Ti chiedo perdono in questo giorno, dunque, per non avere mai capito quale straordinario progetto tu stessi disegnando fra te e te. Ti chiedo perdono per non avere avuto fiducia nei vostri mezzi e nelle vostre parole di sprone, per aver aspettato così tanto prima di scriverti e per non essermi sforzata di leggerti negli occhi la certezza che, un giorno, noi tutti saremmo stati sul serio italiani.

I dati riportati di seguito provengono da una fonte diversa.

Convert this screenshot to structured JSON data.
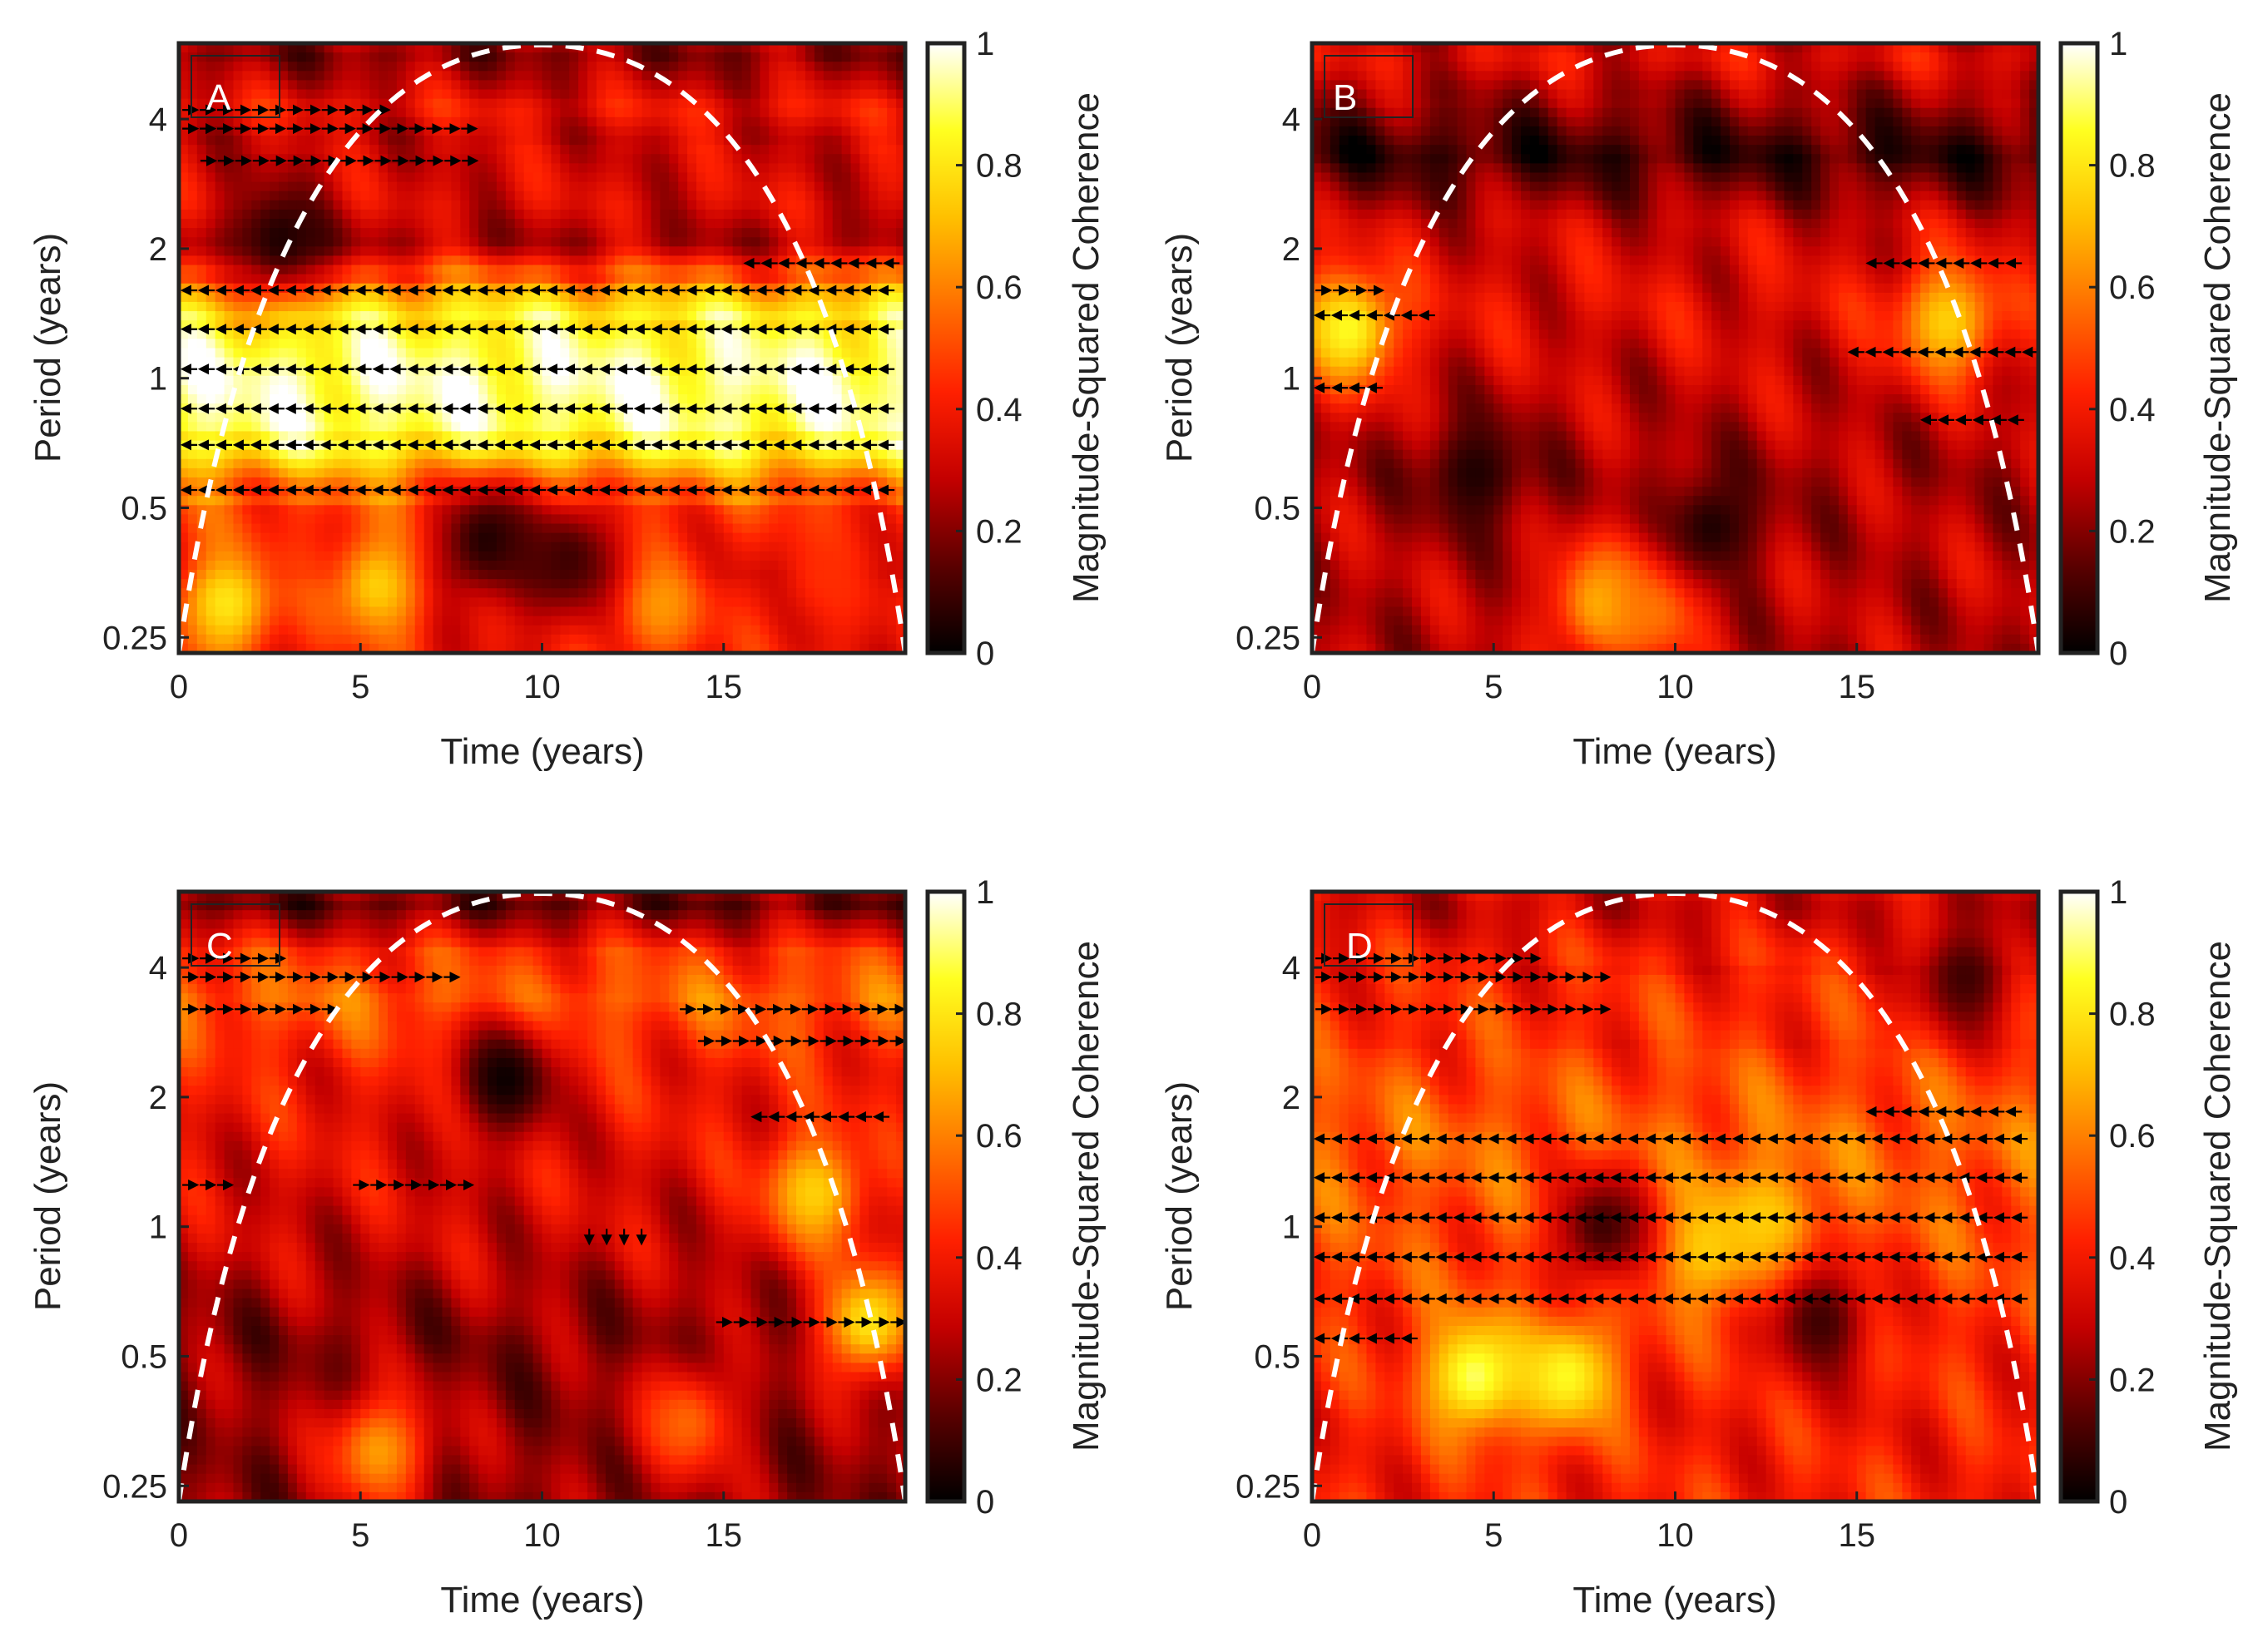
{
  "figure": {
    "background": "#ffffff",
    "frame_color": "#222222"
  },
  "colorbar": {
    "label": "Magnitude-Squared Coherence",
    "ticks": [
      "0",
      "0.2",
      "0.4",
      "0.6",
      "0.8",
      "1"
    ],
    "stops": [
      "#000000",
      "#5a0000",
      "#c40000",
      "#ff2000",
      "#ff7000",
      "#ffc000",
      "#ffff20",
      "#ffffff"
    ]
  },
  "chart_data": [
    {
      "type": "heatmap",
      "panel": "A",
      "xlabel": "Time (years)",
      "ylabel": "Period (years)",
      "xlim": [
        0,
        20
      ],
      "xticks": [
        "0",
        "5",
        "10",
        "15"
      ],
      "ylim": [
        0.23,
        6
      ],
      "yticks": [
        "0.25",
        "0.5",
        "1",
        "2",
        "4"
      ],
      "clim": [
        0,
        1
      ],
      "cone_of_influence": "dashed white arc, peak near t=10",
      "bands": [
        {
          "period": 5.6,
          "t_range": [
            0,
            20
          ],
          "coherence": 0.2
        },
        {
          "period": 4.2,
          "t_range": [
            0,
            20
          ],
          "coherence": 0.38
        },
        {
          "period": 3.6,
          "t_range": [
            0,
            20
          ],
          "coherence": 0.3
        },
        {
          "period": 2.6,
          "t_range": [
            0,
            20
          ],
          "coherence": 0.34
        },
        {
          "period": 2.05,
          "t_range": [
            0,
            20
          ],
          "coherence": 0.24
        },
        {
          "period": 1.75,
          "t_range": [
            0,
            20
          ],
          "coherence": 0.55
        },
        {
          "period": 1.4,
          "t_range": [
            0,
            20
          ],
          "coherence": 0.85
        },
        {
          "period": 1.0,
          "t_range": [
            0,
            20
          ],
          "coherence": 0.95
        },
        {
          "period": 0.7,
          "t_range": [
            0,
            20
          ],
          "coherence": 0.9
        },
        {
          "period": 0.55,
          "t_range": [
            0,
            20
          ],
          "coherence": 0.5
        },
        {
          "period": 0.35,
          "t_range": [
            0,
            20
          ],
          "coherence": 0.32
        }
      ],
      "hotspots": [
        {
          "t": 1.3,
          "period": 0.3,
          "coherence": 0.8
        },
        {
          "t": 5.5,
          "period": 0.33,
          "coherence": 0.75
        },
        {
          "t": 13.2,
          "period": 0.3,
          "coherence": 0.65
        },
        {
          "t": 17.8,
          "period": 0.35,
          "coherence": 0.45
        },
        {
          "t": 2.8,
          "period": 2.1,
          "coherence": 0.05
        },
        {
          "t": 8.5,
          "period": 0.42,
          "coherence": 0.05
        },
        {
          "t": 10.7,
          "period": 0.38,
          "coherence": 0.1
        }
      ],
      "phase_arrows": [
        {
          "period": 4.2,
          "t_range": [
            0.3,
            6
          ],
          "direction": "right"
        },
        {
          "period": 3.8,
          "t_range": [
            0.3,
            8.2
          ],
          "direction": "right"
        },
        {
          "period": 3.2,
          "t_range": [
            0.8,
            8.2
          ],
          "direction": "right"
        },
        {
          "period": 1.85,
          "t_range": [
            15.8,
            19.8
          ],
          "direction": "left"
        },
        {
          "period": 1.6,
          "t_range": [
            0.3,
            19.8
          ],
          "direction": "left"
        },
        {
          "period": 1.3,
          "t_range": [
            0.3,
            19.8
          ],
          "direction": "left"
        },
        {
          "period": 1.05,
          "t_range": [
            0.3,
            19.8
          ],
          "direction": "left"
        },
        {
          "period": 0.85,
          "t_range": [
            0.3,
            19.8
          ],
          "direction": "left"
        },
        {
          "period": 0.7,
          "t_range": [
            0.3,
            19.8
          ],
          "direction": "left"
        },
        {
          "period": 0.55,
          "t_range": [
            0.3,
            19.8
          ],
          "direction": "left"
        }
      ]
    },
    {
      "type": "heatmap",
      "panel": "B",
      "xlabel": "Time (years)",
      "ylabel": "Period (years)",
      "xlim": [
        0,
        20
      ],
      "xticks": [
        "0",
        "5",
        "10",
        "15"
      ],
      "ylim": [
        0.23,
        6
      ],
      "yticks": [
        "0.25",
        "0.5",
        "1",
        "2",
        "4"
      ],
      "clim": [
        0,
        1
      ],
      "cone_of_influence": "dashed white arc, peak near t=10",
      "bands": [
        {
          "period": 5.5,
          "t_range": [
            0,
            20
          ],
          "coherence": 0.35
        },
        {
          "period": 4.4,
          "t_range": [
            0,
            20
          ],
          "coherence": 0.22
        },
        {
          "period": 3.3,
          "t_range": [
            0,
            20
          ],
          "coherence": 0.08
        },
        {
          "period": 2.3,
          "t_range": [
            0,
            20
          ],
          "coherence": 0.3
        },
        {
          "period": 1.5,
          "t_range": [
            0,
            20
          ],
          "coherence": 0.35
        },
        {
          "period": 1.0,
          "t_range": [
            0,
            20
          ],
          "coherence": 0.3
        },
        {
          "period": 0.6,
          "t_range": [
            0,
            20
          ],
          "coherence": 0.25
        },
        {
          "period": 0.35,
          "t_range": [
            0,
            20
          ],
          "coherence": 0.28
        }
      ],
      "hotspots": [
        {
          "t": 1.0,
          "period": 1.3,
          "coherence": 0.85
        },
        {
          "t": 17.5,
          "period": 1.35,
          "coherence": 0.75
        },
        {
          "t": 8.0,
          "period": 0.3,
          "coherence": 0.7
        },
        {
          "t": 9.5,
          "period": 0.3,
          "coherence": 0.6
        },
        {
          "t": 4.5,
          "period": 0.6,
          "coherence": 0.05
        },
        {
          "t": 11.0,
          "period": 0.45,
          "coherence": 0.05
        }
      ],
      "phase_arrows": [
        {
          "period": 1.85,
          "t_range": [
            15.5,
            19.8
          ],
          "direction": "left"
        },
        {
          "period": 1.6,
          "t_range": [
            0.3,
            2.0
          ],
          "direction": "right"
        },
        {
          "period": 1.4,
          "t_range": [
            0.3,
            3.5
          ],
          "direction": "left"
        },
        {
          "period": 1.15,
          "t_range": [
            15.0,
            19.8
          ],
          "direction": "left"
        },
        {
          "period": 0.95,
          "t_range": [
            0.3,
            2.0
          ],
          "direction": "left"
        },
        {
          "period": 0.8,
          "t_range": [
            17.0,
            19.8
          ],
          "direction": "left"
        }
      ]
    },
    {
      "type": "heatmap",
      "panel": "C",
      "xlabel": "Time (years)",
      "ylabel": "Period (years)",
      "xlim": [
        0,
        20
      ],
      "xticks": [
        "0",
        "5",
        "10",
        "15"
      ],
      "ylim": [
        0.23,
        6
      ],
      "yticks": [
        "0.25",
        "0.5",
        "1",
        "2",
        "4"
      ],
      "clim": [
        0,
        1
      ],
      "cone_of_influence": "dashed white arc, peak near t=10",
      "bands": [
        {
          "period": 5.6,
          "t_range": [
            0,
            20
          ],
          "coherence": 0.15
        },
        {
          "period": 4.3,
          "t_range": [
            0,
            20
          ],
          "coherence": 0.45
        },
        {
          "period": 3.4,
          "t_range": [
            0,
            20
          ],
          "coherence": 0.55
        },
        {
          "period": 2.3,
          "t_range": [
            0,
            20
          ],
          "coherence": 0.4
        },
        {
          "period": 1.4,
          "t_range": [
            0,
            20
          ],
          "coherence": 0.35
        },
        {
          "period": 0.9,
          "t_range": [
            0,
            20
          ],
          "coherence": 0.3
        },
        {
          "period": 0.55,
          "t_range": [
            0,
            20
          ],
          "coherence": 0.2
        },
        {
          "period": 0.33,
          "t_range": [
            0,
            20
          ],
          "coherence": 0.22
        }
      ],
      "hotspots": [
        {
          "t": 9.0,
          "period": 2.2,
          "coherence": 0.02
        },
        {
          "t": 17.5,
          "period": 1.2,
          "coherence": 0.75
        },
        {
          "t": 19.0,
          "period": 0.6,
          "coherence": 0.8
        },
        {
          "t": 5.5,
          "period": 0.3,
          "coherence": 0.65
        },
        {
          "t": 14.0,
          "period": 0.35,
          "coherence": 0.55
        }
      ],
      "phase_arrows": [
        {
          "period": 4.2,
          "t_range": [
            0.3,
            3.0
          ],
          "direction": "right"
        },
        {
          "period": 3.8,
          "t_range": [
            0.3,
            7.5
          ],
          "direction": "right"
        },
        {
          "period": 3.2,
          "t_range": [
            0.3,
            4.2
          ],
          "direction": "right"
        },
        {
          "period": 3.2,
          "t_range": [
            14.0,
            19.8
          ],
          "direction": "right"
        },
        {
          "period": 2.7,
          "t_range": [
            14.5,
            19.8
          ],
          "direction": "right"
        },
        {
          "period": 1.8,
          "t_range": [
            16.0,
            19.8
          ],
          "direction": "left"
        },
        {
          "period": 1.25,
          "t_range": [
            0.3,
            1.5
          ],
          "direction": "right"
        },
        {
          "period": 1.25,
          "t_range": [
            5.0,
            8.2
          ],
          "direction": "right"
        },
        {
          "period": 0.95,
          "t_range": [
            11.3,
            13.0
          ],
          "direction": "down"
        },
        {
          "period": 0.6,
          "t_range": [
            15.0,
            19.8
          ],
          "direction": "right"
        }
      ]
    },
    {
      "type": "heatmap",
      "panel": "D",
      "xlabel": "Time (years)",
      "ylabel": "Period (years)",
      "xlim": [
        0,
        20
      ],
      "xticks": [
        "0",
        "5",
        "10",
        "15"
      ],
      "ylim": [
        0.23,
        6
      ],
      "yticks": [
        "0.25",
        "0.5",
        "1",
        "2",
        "4"
      ],
      "clim": [
        0,
        1
      ],
      "cone_of_influence": "dashed white arc, peak near t=10",
      "bands": [
        {
          "period": 5.5,
          "t_range": [
            0,
            20
          ],
          "coherence": 0.3
        },
        {
          "period": 4.2,
          "t_range": [
            0,
            20
          ],
          "coherence": 0.42
        },
        {
          "period": 2.8,
          "t_range": [
            0,
            20
          ],
          "coherence": 0.45
        },
        {
          "period": 1.6,
          "t_range": [
            0,
            20
          ],
          "coherence": 0.55
        },
        {
          "period": 1.0,
          "t_range": [
            0,
            20
          ],
          "coherence": 0.5
        },
        {
          "period": 0.6,
          "t_range": [
            0,
            20
          ],
          "coherence": 0.45
        },
        {
          "period": 0.35,
          "t_range": [
            0,
            20
          ],
          "coherence": 0.4
        }
      ],
      "hotspots": [
        {
          "t": 4.5,
          "period": 0.45,
          "coherence": 0.9
        },
        {
          "t": 7.0,
          "period": 0.45,
          "coherence": 0.85
        },
        {
          "t": 10.8,
          "period": 0.9,
          "coherence": 0.75
        },
        {
          "t": 12.5,
          "period": 1.0,
          "coherence": 0.75
        },
        {
          "t": 8.0,
          "period": 1.0,
          "coherence": 0.1
        },
        {
          "t": 14.0,
          "period": 0.6,
          "coherence": 0.1
        },
        {
          "t": 18.0,
          "period": 3.8,
          "coherence": 0.1
        }
      ],
      "phase_arrows": [
        {
          "period": 4.2,
          "t_range": [
            0.3,
            6.5
          ],
          "direction": "right"
        },
        {
          "period": 3.8,
          "t_range": [
            0.3,
            8.0
          ],
          "direction": "right"
        },
        {
          "period": 3.2,
          "t_range": [
            0.3,
            8.0
          ],
          "direction": "right"
        },
        {
          "period": 1.85,
          "t_range": [
            15.5,
            19.8
          ],
          "direction": "left"
        },
        {
          "period": 1.6,
          "t_range": [
            0.3,
            19.8
          ],
          "direction": "left"
        },
        {
          "period": 1.3,
          "t_range": [
            0.3,
            19.8
          ],
          "direction": "left"
        },
        {
          "period": 1.05,
          "t_range": [
            0.3,
            19.8
          ],
          "direction": "left"
        },
        {
          "period": 0.85,
          "t_range": [
            0.3,
            19.8
          ],
          "direction": "left"
        },
        {
          "period": 0.68,
          "t_range": [
            0.3,
            19.8
          ],
          "direction": "left"
        },
        {
          "period": 0.55,
          "t_range": [
            0.3,
            3.0
          ],
          "direction": "left"
        }
      ]
    }
  ]
}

Soprattutto, poi, perdonami per non avere colto quanta passione ci fosse dentro di te quando sei stato ferito e per non esserti stata vicina nelle tue ultime settimane di sospiri…

Ho pregato con ogni muscolo del mio corpo perché tu ti salvassi, eppure solo stamani realizzo che proprio tu sei stato il primo a salvarti, fra tutti noialtri burattini in mano allo straniero: proprio tu hai mosso le acque perché si agitassero contro coloro che ci tenevano soggiogati, foss’anche solo con quella marcia, con questa musica, con tutto il delirio che ci pervade dalle Alpi a Quarto, dalla Sardegna alla Puglia, secondo per secondo, attraverso tutto lo Stivale.

Sento ormai che il Signore è dalla nostra parte. Si è seduto alla nostra mensa per brindare come un nostro pari e per vegliare sul nostro popolo. Niente potrà strapparci il coraggio di essere un tutt’uno con il suolo natio, ormai, e sento che uomini saggi e giusti governeranno per sempre sulle nostre teste, sento che nessuno mai deluderà il nostro nome, finché anch’egli sarà italiano. Sento che saremo i più colti, i più valorosi, i più onesti; sento che parleranno di te nei libri di Storia, fra non molto, e che la cattiva sorte non incomberà più sul nostro futuro.
Sento che presto torneremo a splendere e fiorire come ai tempi dell’antico impero di Augusto, Goffredo. Dicono che Roma sia già tornata solenne e fiera, con il suo Colosseo splendente sotto il sole, con milioni di giovani a correre per i suoi viali, mentre si dirada il presagio di un oltraggioso ritorno alla sottomissione austriaca, spagnola o francese.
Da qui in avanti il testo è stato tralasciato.